When I make soup, because it’s just me here, it lasts for a week. By the end of the week I was ready for a new type of soup so I looked in the refrigerator and there, behind the lemons, was some celery root.

The weekly box of vegetables has included celery root for a few weeks along with parsnips and other root vegetables. I know that somewhere I have a recipe for a cream soup you make from pureeing the celery root but I thought, what if I use it for its celery taste.

So I sautéed some onions in a little butter, added some celery root that I’d diced to be about the size of the beans, a pound of cranberry beans, and water to cover. Forty-five minutes later I added sliced carrots and parsnips.

A quick taste. Some Worcestershire sauce. Perfect.

All because I had extra celery root, parsnips, and multiple shelves of beans.

The Stone

The celery root wasn’t the lemons for making lemonade. The lemons was the metaphor for the sour situation that we’ve turned into a positive. It makes me feel as good as the store clerk who has mis-bagged my groceries telling me to have a nice day.

The celery root was more of the stone in stone soup.

Not quite. In stone soup, the stone is the way we get started making the soup and we add all the nicer ingredients until we have nothing to do with that initial stone - and then we discard the stone.

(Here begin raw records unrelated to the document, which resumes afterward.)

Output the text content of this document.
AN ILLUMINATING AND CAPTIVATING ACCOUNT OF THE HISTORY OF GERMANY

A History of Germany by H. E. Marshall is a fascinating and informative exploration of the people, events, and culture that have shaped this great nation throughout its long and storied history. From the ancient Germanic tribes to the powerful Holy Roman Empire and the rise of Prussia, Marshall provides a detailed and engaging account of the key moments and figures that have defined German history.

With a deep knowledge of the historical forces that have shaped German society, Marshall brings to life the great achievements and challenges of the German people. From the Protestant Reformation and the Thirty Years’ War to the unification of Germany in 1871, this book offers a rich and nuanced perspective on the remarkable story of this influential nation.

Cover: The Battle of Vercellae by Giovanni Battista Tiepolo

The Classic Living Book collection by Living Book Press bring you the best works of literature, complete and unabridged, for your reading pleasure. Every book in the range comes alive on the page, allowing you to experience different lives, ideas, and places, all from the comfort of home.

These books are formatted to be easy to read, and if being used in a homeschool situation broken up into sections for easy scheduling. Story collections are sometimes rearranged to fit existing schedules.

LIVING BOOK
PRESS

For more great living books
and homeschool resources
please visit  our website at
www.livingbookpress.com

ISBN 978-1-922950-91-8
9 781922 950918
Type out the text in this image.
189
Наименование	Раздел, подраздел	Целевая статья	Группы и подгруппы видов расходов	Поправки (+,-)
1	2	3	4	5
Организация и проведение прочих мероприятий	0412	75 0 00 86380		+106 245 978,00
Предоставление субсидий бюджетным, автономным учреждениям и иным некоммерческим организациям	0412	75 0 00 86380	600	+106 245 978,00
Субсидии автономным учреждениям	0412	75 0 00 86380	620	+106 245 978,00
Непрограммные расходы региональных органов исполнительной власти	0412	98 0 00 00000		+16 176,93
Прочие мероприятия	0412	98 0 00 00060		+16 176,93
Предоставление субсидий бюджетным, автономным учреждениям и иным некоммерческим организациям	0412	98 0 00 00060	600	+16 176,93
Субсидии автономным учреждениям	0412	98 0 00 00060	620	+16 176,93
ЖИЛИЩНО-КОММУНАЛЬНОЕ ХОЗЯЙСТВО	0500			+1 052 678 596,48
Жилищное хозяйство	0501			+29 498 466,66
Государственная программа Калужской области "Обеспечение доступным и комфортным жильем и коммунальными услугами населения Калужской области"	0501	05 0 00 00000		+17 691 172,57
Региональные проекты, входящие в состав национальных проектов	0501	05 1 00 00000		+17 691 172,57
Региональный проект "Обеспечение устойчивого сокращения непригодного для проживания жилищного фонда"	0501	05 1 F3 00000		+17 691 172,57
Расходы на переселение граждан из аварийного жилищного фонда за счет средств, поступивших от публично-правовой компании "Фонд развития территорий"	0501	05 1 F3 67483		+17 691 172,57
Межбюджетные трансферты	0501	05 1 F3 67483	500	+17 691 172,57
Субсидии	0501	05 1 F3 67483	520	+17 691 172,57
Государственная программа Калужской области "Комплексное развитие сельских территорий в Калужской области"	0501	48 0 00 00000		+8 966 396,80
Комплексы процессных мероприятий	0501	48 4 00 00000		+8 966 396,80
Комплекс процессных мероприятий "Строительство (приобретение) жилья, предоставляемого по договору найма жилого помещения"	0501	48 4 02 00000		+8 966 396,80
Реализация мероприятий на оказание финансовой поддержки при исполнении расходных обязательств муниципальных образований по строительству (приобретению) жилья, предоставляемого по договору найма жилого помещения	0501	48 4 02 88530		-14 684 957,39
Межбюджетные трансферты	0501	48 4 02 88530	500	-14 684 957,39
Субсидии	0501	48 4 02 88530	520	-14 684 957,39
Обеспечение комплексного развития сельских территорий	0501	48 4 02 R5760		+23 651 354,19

The soup still has the pronounced flavor of the celery root. It’s not defined by the celery root but it’s there.

But I never would have made the soup if it hadn’t been for the celery root sitting unloved in my refrigerator.

Elena loved rocks and used to pick them up wherever she went. After she died I used to pick up a stone now and then and carry it with me. I’d reach in my pocket and absent-mindedly flip it over. The action focused me - spurred thoughts.

The stone wasn’t the reason - it was just the excuse. It was the celery root and not the lemon.